The mysterious origins of jazz - happy-go-lucky
http://www.bbc.com/culture/story/20170224-the-mysetrious-origins-of-jazz
======
adfm
Recognized as the first Jazz recording, 'Livery Stable Blues--Fox Trot' by
Original Dixieland 'Jass' Band turns 100 this year.

From the January 2017 issue of the Smithsonian:

This Is the “Jass” Record That Introduced Millions of Americans to a New Kind
of Music

[http://www.smithsonianmag.com/arts-culture/first-jazz-
record...](http://www.smithsonianmag.com/arts-culture/first-jazz-record-
introduced-millions-records-jass-180961427/)

And the word Jazz can be traced back even further to West Coast baseball
slang.

[https://en.m.wikipedia.org/wiki/Jazz_(word)](https://en.m.wikipedia.org/wiki/Jazz_\(word\))

""" Scoop Gleeson, who first popularized the word, wrote in an article in the
Call-Bulletin on September 3, 1938, that he learned the word from sports
editor William "Spike" Slattery when the two were at Boyes Springs. Gleeson
said that Slattery had picked up the expression in a craps game. "Whenever one
of the players rolled the dice he would shout 'Come on, the old jazz.'"
Assuming the accuracy of this noncontemporaneous recollection, the craps use
of jazz appears to be a nonce-use and does not provide much information about
the word's origin. """

Pretty cool stuff!

And don't miss the new Preservation Hall Jazz Band album that just came out:

[https://www.preservationhalljazzband.com](https://www.preservationhalljazzband.com)

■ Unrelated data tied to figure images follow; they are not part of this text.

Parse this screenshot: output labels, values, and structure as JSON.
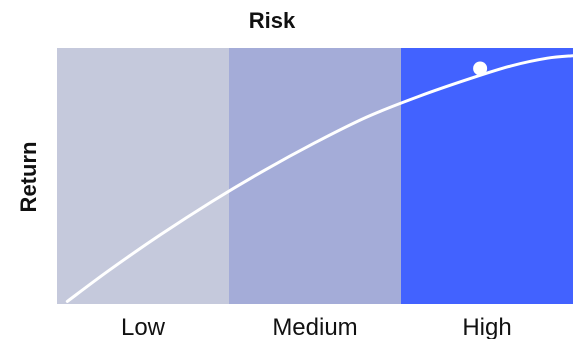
{
  "chart_data": {
    "type": "area",
    "title": "Risk",
    "ylabel": "Return",
    "xlabel": "",
    "categories": [
      "Low",
      "Medium",
      "High"
    ],
    "zone_colors": [
      "#c5c9dc",
      "#a4acd8",
      "#4262ff"
    ],
    "curve_color": "#ffffff",
    "curve": [
      {
        "x": 0.02,
        "y": 0.01
      },
      {
        "x": 0.1,
        "y": 0.13
      },
      {
        "x": 0.2,
        "y": 0.27
      },
      {
        "x": 0.3,
        "y": 0.4
      },
      {
        "x": 0.4,
        "y": 0.52
      },
      {
        "x": 0.5,
        "y": 0.63
      },
      {
        "x": 0.6,
        "y": 0.73
      },
      {
        "x": 0.7,
        "y": 0.81
      },
      {
        "x": 0.8,
        "y": 0.88
      },
      {
        "x": 0.88,
        "y": 0.93
      },
      {
        "x": 0.95,
        "y": 0.96
      },
      {
        "x": 1.0,
        "y": 0.97
      }
    ],
    "highlight_point": {
      "x": 0.82,
      "y": 0.92
    },
    "xlim": [
      0,
      1
    ],
    "ylim": [
      0,
      1
    ]
  }
}
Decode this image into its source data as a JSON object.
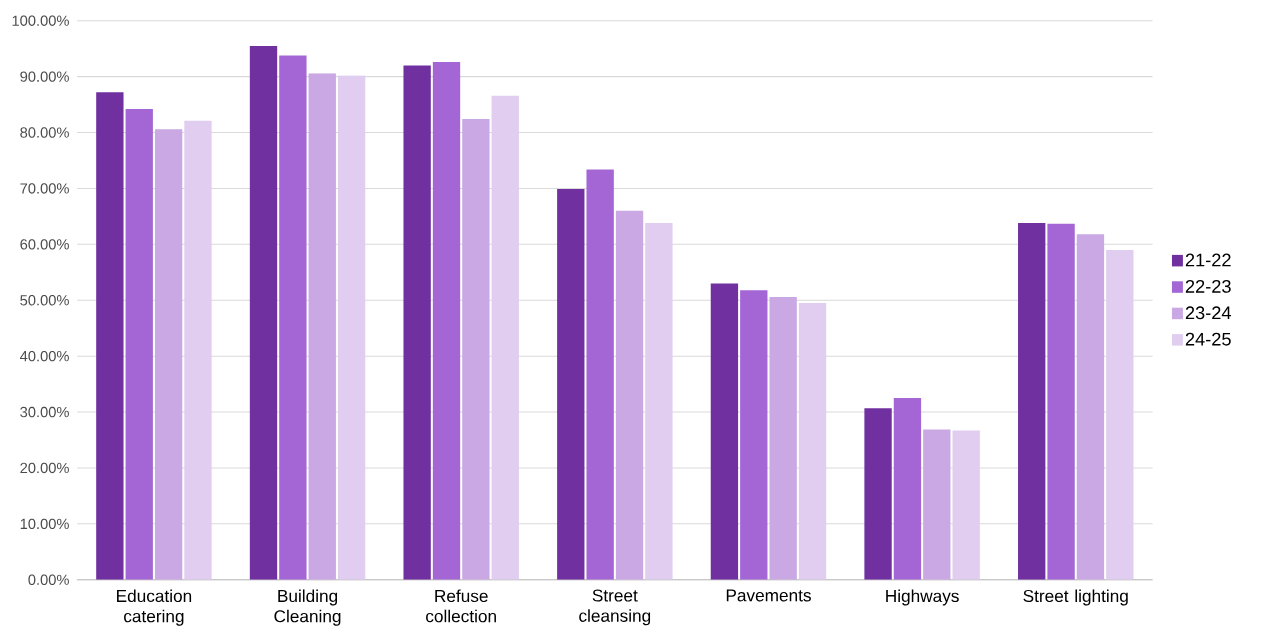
{
  "chart_data": {
    "type": "bar",
    "categories": [
      "Education catering",
      "Building Cleaning",
      "Refuse collection",
      "Street cleansing",
      "Pavements",
      "Highways",
      "Street lighting"
    ],
    "series": [
      {
        "name": "21-22",
        "color": "#7030a0",
        "values": [
          87.2,
          95.5,
          92.0,
          69.9,
          53.0,
          30.7,
          63.8
        ]
      },
      {
        "name": "22-23",
        "color": "#a366d4",
        "values": [
          84.2,
          93.8,
          92.6,
          73.4,
          51.8,
          32.5,
          63.7
        ]
      },
      {
        "name": "23-24",
        "color": "#c9a8e4",
        "values": [
          80.6,
          90.6,
          82.4,
          66.0,
          50.6,
          26.9,
          61.8
        ]
      },
      {
        "name": "24-25",
        "color": "#e0cdef",
        "values": [
          82.1,
          90.2,
          86.6,
          63.8,
          49.5,
          26.7,
          59.0
        ]
      }
    ],
    "ylim": [
      0,
      100
    ],
    "yticks": [
      {
        "value": 0,
        "label": "0.00%"
      },
      {
        "value": 10,
        "label": "10.00%"
      },
      {
        "value": 20,
        "label": "20.00%"
      },
      {
        "value": 30,
        "label": "30.00%"
      },
      {
        "value": 40,
        "label": "40.00%"
      },
      {
        "value": 50,
        "label": "50.00%"
      },
      {
        "value": 60,
        "label": "60.00%"
      },
      {
        "value": 70,
        "label": "70.00%"
      },
      {
        "value": 80,
        "label": "80.00%"
      },
      {
        "value": 90,
        "label": "90.00%"
      },
      {
        "value": 100,
        "label": "100.00%"
      }
    ],
    "grid": "y",
    "legend": "right"
  }
}
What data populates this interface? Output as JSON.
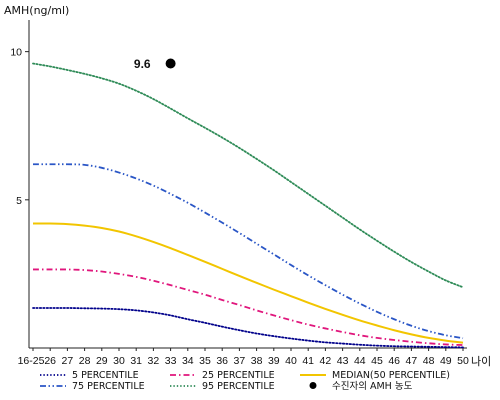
{
  "chart_data": {
    "type": "line",
    "title": "",
    "ylabel": "AMH(ng/ml)",
    "xlabel": "나이",
    "ylim": [
      0,
      11
    ],
    "yticks": [
      5,
      10
    ],
    "categories": [
      "16-25",
      "26",
      "27",
      "28",
      "29",
      "30",
      "31",
      "32",
      "33",
      "34",
      "35",
      "36",
      "37",
      "38",
      "39",
      "40",
      "41",
      "42",
      "43",
      "44",
      "45",
      "46",
      "47",
      "48",
      "49",
      "50"
    ],
    "grid": false,
    "legend_position": "bottom",
    "series": [
      {
        "name": "5 PERCENTILE",
        "color": "#00008b",
        "dash": "dotted",
        "values": [
          1.35,
          1.35,
          1.35,
          1.34,
          1.33,
          1.31,
          1.27,
          1.2,
          1.1,
          0.97,
          0.85,
          0.72,
          0.6,
          0.49,
          0.4,
          0.32,
          0.25,
          0.19,
          0.15,
          0.11,
          0.08,
          0.06,
          0.05,
          0.04,
          0.03,
          0.02
        ]
      },
      {
        "name": "25 PERCENTILE",
        "color": "#e0167c",
        "dash": "dashdot",
        "values": [
          2.65,
          2.65,
          2.65,
          2.63,
          2.58,
          2.5,
          2.4,
          2.27,
          2.12,
          1.96,
          1.8,
          1.62,
          1.45,
          1.27,
          1.1,
          0.94,
          0.79,
          0.66,
          0.54,
          0.43,
          0.34,
          0.27,
          0.21,
          0.16,
          0.12,
          0.1
        ]
      },
      {
        "name": "MEDIAN(50 PERCENTILE)",
        "color": "#f2c500",
        "dash": "solid",
        "values": [
          4.2,
          4.2,
          4.18,
          4.13,
          4.05,
          3.93,
          3.77,
          3.58,
          3.37,
          3.14,
          2.91,
          2.67,
          2.43,
          2.2,
          1.97,
          1.75,
          1.53,
          1.32,
          1.12,
          0.93,
          0.76,
          0.6,
          0.46,
          0.34,
          0.25,
          0.18
        ]
      },
      {
        "name": "75 PERCENTILE",
        "color": "#2a56c6",
        "dash": "dashdotdot",
        "values": [
          6.2,
          6.2,
          6.2,
          6.18,
          6.08,
          5.92,
          5.72,
          5.48,
          5.2,
          4.9,
          4.57,
          4.23,
          3.88,
          3.52,
          3.16,
          2.8,
          2.45,
          2.12,
          1.8,
          1.5,
          1.22,
          0.97,
          0.75,
          0.57,
          0.43,
          0.33
        ]
      },
      {
        "name": "95 PERCENTILE",
        "color": "#2e8b57",
        "dash": "dotted",
        "values": [
          9.6,
          9.5,
          9.38,
          9.25,
          9.1,
          8.92,
          8.68,
          8.4,
          8.08,
          7.75,
          7.43,
          7.1,
          6.75,
          6.38,
          6.0,
          5.6,
          5.2,
          4.8,
          4.4,
          4.0,
          3.62,
          3.25,
          2.9,
          2.58,
          2.28,
          2.05
        ]
      }
    ],
    "points": [
      {
        "name": "수진자의 AMH 농도",
        "x": "33",
        "y": 9.6,
        "label": "9.6",
        "color": "#000000"
      }
    ]
  }
}
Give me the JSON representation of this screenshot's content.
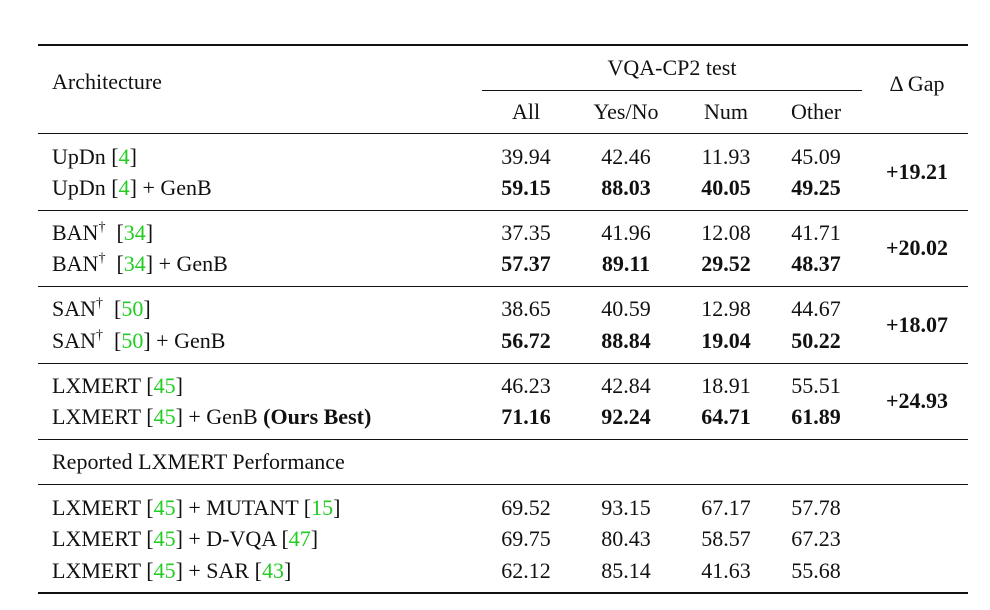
{
  "header": {
    "architecture": "Architecture",
    "group": "VQA-CP2 test",
    "all": "All",
    "yesno": "Yes/No",
    "num": "Num",
    "other": "Other",
    "gap": "Δ Gap"
  },
  "rows": [
    {
      "name": "UpDn ",
      "cite": "4",
      "suffix": "",
      "all": "39.94",
      "yesno": "42.46",
      "num": "11.93",
      "other": "45.09"
    },
    {
      "name": "UpDn ",
      "cite": "4",
      "suffix": " + GenB",
      "all": "59.15",
      "yesno": "88.03",
      "num": "40.05",
      "other": "49.25"
    },
    {
      "name": "BAN",
      "dagger": "†",
      "cite": "34",
      "suffix": "",
      "all": "37.35",
      "yesno": "41.96",
      "num": "12.08",
      "other": "41.71"
    },
    {
      "name": "BAN",
      "dagger": "†",
      "cite": "34",
      "suffix": " + GenB",
      "all": "57.37",
      "yesno": "89.11",
      "num": "29.52",
      "other": "48.37"
    },
    {
      "name": "SAN",
      "dagger": "†",
      "cite": "50",
      "suffix": "",
      "all": "38.65",
      "yesno": "40.59",
      "num": "12.98",
      "other": "44.67"
    },
    {
      "name": "SAN",
      "dagger": "†",
      "cite": "50",
      "suffix": " + GenB",
      "all": "56.72",
      "yesno": "88.84",
      "num": "19.04",
      "other": "50.22"
    },
    {
      "name": "LXMERT ",
      "cite": "45",
      "suffix": "",
      "all": "46.23",
      "yesno": "42.84",
      "num": "18.91",
      "other": "55.51"
    },
    {
      "name": "LXMERT ",
      "cite": "45",
      "suffix": " + GenB ",
      "suffix_bold": "(Ours Best)",
      "all": "71.16",
      "yesno": "92.24",
      "num": "64.71",
      "other": "61.89"
    }
  ],
  "gaps": [
    "+19.21",
    "+20.02",
    "+18.07",
    "+24.93"
  ],
  "reported": {
    "title": "Reported LXMERT Performance",
    "rows": [
      {
        "name": "LXMERT ",
        "cite": "45",
        "mid": " + MUTANT ",
        "cite2": "15",
        "all": "69.52",
        "yesno": "93.15",
        "num": "67.17",
        "other": "57.78"
      },
      {
        "name": "LXMERT ",
        "cite": "45",
        "mid": " + D-VQA ",
        "cite2": "47",
        "all": "69.75",
        "yesno": "80.43",
        "num": "58.57",
        "other": "67.23"
      },
      {
        "name": "LXMERT ",
        "cite": "45",
        "mid": " + SAR ",
        "cite2": "43",
        "all": "62.12",
        "yesno": "85.14",
        "num": "41.63",
        "other": "55.68"
      }
    ]
  }
}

And if you find yourself in New Orleans, do make it to Preservation Hall, if
you haven't already:

[http://preservationhall.com/hall/](http://preservationhall.com/hall/)

------
Nomentatus
The cross-pollination in New Orleans included a lot of Native American
drumming. Listen to them at a round dance and you'll note some resemblences.
Black and Native Americans mixed there, separate from privileged whites; there
are still "tribes" at Mardi Gras for a reason.